Un financement participatif pour le lancement

La plateforme a mis en place une interface pour permettre un financement participatif sécurisé avec un don minimum de dix dollars. La campagne doit durer un mois et devrait permettre de récolter des dons pour recruter et payer 10 journalistes pour commencer. Pour le premier jour de la campagne, la plateforme compte déjà 483 donateurs.

Le but de de cet appel aux donateurs est de financer une rédaction de journalistes professionnels payés pour écrire "des sujets d'actualité générale" rappelle le Niemanlab . Dans le même temps, des contributeurs volontaires "pourront examiner les faits, aideront les journalistes à rendre leur écriture plus neutre et plus factuelle et feront le maximum pour que les sources soient transparentes en proposant par exemple une retranscription complète des entretiens audios et vidéos. De cette manière, Wikitribune a pour but de combattre la prolifération des 'fake news' en ligne".

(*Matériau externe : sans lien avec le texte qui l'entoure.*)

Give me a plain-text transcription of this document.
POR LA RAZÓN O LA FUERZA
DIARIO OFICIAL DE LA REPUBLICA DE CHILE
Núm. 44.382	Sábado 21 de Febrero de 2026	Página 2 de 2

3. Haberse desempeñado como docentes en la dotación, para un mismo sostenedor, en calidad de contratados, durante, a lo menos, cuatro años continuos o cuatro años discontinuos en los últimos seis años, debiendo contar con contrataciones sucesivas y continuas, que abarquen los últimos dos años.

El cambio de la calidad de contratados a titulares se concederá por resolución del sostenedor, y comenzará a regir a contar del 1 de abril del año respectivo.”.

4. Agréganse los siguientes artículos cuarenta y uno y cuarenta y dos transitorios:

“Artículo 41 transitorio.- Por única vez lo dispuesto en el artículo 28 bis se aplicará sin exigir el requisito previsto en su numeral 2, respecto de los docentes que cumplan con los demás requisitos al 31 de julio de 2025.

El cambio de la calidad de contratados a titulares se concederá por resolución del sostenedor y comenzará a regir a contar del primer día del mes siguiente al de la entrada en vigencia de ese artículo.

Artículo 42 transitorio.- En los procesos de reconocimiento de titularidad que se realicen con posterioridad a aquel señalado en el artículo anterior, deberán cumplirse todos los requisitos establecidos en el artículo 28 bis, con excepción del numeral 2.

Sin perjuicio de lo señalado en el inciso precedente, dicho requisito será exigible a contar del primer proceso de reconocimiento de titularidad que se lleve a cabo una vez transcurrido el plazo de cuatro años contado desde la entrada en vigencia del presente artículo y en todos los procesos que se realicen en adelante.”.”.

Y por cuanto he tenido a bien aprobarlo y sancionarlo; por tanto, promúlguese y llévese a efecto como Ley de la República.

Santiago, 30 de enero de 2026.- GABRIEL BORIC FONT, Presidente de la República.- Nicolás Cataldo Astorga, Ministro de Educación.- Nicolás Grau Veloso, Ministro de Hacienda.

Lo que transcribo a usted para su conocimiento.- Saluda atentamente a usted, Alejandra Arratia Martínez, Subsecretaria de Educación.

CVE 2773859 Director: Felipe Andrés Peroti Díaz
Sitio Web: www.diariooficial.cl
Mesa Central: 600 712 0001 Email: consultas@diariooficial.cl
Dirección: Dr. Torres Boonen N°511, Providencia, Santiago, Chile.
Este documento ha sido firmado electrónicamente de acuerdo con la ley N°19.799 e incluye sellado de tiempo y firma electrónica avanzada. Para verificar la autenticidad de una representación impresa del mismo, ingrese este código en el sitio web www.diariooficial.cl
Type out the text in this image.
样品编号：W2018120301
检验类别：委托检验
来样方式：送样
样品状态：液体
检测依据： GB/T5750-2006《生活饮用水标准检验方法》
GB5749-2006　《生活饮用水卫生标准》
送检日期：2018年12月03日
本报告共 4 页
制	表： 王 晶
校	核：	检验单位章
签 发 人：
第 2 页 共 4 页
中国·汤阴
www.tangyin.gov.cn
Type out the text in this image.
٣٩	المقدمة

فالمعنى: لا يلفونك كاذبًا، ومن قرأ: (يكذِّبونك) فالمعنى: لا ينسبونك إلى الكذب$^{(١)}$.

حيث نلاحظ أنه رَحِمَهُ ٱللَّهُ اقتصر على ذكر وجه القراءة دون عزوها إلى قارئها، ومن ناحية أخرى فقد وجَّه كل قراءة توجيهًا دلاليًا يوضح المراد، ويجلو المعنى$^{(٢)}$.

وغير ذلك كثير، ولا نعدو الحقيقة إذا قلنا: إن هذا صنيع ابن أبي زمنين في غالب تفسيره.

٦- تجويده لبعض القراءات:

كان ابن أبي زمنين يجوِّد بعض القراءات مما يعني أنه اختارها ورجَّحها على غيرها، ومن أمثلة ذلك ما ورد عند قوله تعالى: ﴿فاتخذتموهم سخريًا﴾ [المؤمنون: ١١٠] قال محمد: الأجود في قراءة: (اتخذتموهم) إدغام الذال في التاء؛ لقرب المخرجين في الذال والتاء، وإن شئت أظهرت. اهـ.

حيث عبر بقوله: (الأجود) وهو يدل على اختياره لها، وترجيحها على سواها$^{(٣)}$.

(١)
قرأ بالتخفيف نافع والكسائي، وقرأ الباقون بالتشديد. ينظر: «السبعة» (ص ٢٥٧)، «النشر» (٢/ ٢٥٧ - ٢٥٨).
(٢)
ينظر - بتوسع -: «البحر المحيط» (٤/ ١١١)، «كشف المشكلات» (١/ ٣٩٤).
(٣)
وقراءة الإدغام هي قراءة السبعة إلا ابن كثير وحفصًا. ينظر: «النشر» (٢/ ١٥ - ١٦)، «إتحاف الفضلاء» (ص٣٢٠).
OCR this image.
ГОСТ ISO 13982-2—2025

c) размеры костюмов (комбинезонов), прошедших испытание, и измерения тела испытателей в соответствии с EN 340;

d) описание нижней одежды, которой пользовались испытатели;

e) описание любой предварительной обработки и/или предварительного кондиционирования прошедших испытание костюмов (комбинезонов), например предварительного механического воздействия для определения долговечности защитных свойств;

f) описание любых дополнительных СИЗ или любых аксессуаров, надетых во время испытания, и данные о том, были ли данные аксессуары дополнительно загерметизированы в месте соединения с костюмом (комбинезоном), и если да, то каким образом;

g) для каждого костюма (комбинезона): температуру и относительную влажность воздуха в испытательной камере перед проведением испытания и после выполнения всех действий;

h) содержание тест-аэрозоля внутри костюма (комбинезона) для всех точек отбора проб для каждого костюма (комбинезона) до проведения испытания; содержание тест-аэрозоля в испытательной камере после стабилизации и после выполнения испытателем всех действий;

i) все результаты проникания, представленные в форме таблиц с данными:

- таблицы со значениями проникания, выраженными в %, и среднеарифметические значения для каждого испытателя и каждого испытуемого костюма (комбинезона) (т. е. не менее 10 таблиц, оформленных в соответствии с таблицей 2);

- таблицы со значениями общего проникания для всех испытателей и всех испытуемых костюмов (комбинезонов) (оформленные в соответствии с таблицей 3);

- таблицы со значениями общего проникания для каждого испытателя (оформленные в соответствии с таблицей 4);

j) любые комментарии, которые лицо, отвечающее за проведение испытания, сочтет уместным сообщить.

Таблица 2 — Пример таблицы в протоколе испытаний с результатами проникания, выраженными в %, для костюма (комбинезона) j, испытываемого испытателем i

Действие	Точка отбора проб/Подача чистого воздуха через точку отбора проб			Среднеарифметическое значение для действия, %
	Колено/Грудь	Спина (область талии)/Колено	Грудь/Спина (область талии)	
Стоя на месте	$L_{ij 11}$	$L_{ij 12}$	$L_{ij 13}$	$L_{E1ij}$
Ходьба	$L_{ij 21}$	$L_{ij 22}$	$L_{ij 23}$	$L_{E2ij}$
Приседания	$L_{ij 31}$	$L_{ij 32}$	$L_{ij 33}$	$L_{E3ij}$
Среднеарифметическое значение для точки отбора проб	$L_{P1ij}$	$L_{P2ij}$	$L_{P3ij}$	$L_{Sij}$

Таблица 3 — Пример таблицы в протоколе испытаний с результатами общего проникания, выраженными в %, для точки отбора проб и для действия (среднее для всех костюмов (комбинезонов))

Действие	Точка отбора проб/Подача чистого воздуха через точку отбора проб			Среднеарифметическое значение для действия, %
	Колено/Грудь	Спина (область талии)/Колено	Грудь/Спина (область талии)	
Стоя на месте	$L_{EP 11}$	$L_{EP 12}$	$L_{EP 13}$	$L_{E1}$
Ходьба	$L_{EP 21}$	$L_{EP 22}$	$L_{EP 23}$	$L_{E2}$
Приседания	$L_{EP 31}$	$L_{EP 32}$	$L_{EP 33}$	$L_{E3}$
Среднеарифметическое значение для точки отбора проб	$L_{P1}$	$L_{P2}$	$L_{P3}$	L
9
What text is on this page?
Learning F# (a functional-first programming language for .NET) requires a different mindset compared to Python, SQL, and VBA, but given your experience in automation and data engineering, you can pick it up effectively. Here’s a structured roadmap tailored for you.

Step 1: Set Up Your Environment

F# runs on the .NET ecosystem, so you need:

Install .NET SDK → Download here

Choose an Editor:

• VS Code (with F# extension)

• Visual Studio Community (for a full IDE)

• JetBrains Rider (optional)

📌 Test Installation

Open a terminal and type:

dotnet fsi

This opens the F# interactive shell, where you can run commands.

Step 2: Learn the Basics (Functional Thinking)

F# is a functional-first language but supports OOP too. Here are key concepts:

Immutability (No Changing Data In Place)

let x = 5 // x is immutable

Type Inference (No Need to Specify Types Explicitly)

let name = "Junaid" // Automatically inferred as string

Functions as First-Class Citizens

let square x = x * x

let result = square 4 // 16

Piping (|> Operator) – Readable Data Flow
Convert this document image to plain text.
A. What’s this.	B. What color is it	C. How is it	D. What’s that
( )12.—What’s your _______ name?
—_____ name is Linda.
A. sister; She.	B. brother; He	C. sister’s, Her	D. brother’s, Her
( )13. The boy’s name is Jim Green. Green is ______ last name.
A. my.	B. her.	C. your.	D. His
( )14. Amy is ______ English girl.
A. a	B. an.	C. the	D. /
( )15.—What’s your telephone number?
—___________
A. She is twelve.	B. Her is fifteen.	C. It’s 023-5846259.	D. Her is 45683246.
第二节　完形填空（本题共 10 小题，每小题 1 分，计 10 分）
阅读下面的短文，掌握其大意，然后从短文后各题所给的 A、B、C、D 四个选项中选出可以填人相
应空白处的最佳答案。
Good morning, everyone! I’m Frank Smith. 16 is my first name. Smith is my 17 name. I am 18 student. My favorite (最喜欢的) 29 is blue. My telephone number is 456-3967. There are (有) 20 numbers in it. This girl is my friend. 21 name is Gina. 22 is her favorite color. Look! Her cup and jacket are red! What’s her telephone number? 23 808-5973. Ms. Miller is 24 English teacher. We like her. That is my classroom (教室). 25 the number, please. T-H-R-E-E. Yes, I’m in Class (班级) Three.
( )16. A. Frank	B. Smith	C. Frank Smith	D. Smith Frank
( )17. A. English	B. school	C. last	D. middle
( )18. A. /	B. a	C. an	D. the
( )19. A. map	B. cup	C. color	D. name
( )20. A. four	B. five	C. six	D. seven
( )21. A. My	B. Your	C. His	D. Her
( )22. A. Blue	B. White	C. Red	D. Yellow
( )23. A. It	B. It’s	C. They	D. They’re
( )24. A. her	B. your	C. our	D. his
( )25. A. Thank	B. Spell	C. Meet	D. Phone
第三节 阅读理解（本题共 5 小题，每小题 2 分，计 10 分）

Tous les contenus vont être librement accessibles à tous les lecteurs. En ce qui concerne la publicité, le site précise qu'il n y aura pas d'annonceurs et que la majorité des revenus devraient provenir des contributions des donateurs.

Des réserves sur la fiabilité

Le lancement de Wikitribune a suscité quelques réserves. Charlie Beckett, professeur à la London School of Economics, a ainsi rappelé au Financial Times  les limites d'un modèle basé sur les contributions à l'instar de Wikipédia :

" Wikipédia est une ressource incroyable... Mais ce n'est pas scientifique. C'est alimenté par les contributions des volontaires et parfois, cela n'aide pas forcément. Si vous voulez des faits avérés et vérifiés, Wikipédia n'est pas le meilleur outil."

En réponse, Wales conçoit que le nouveau site va devoir gagner la confiance des lecteurs. "Il y aura toujours des cyniques" explique-t-il mais "un modèle économique basé sur des contributeurs et des donateurs et non des clics" devraient aider le site à assurer un journalisme de qualité.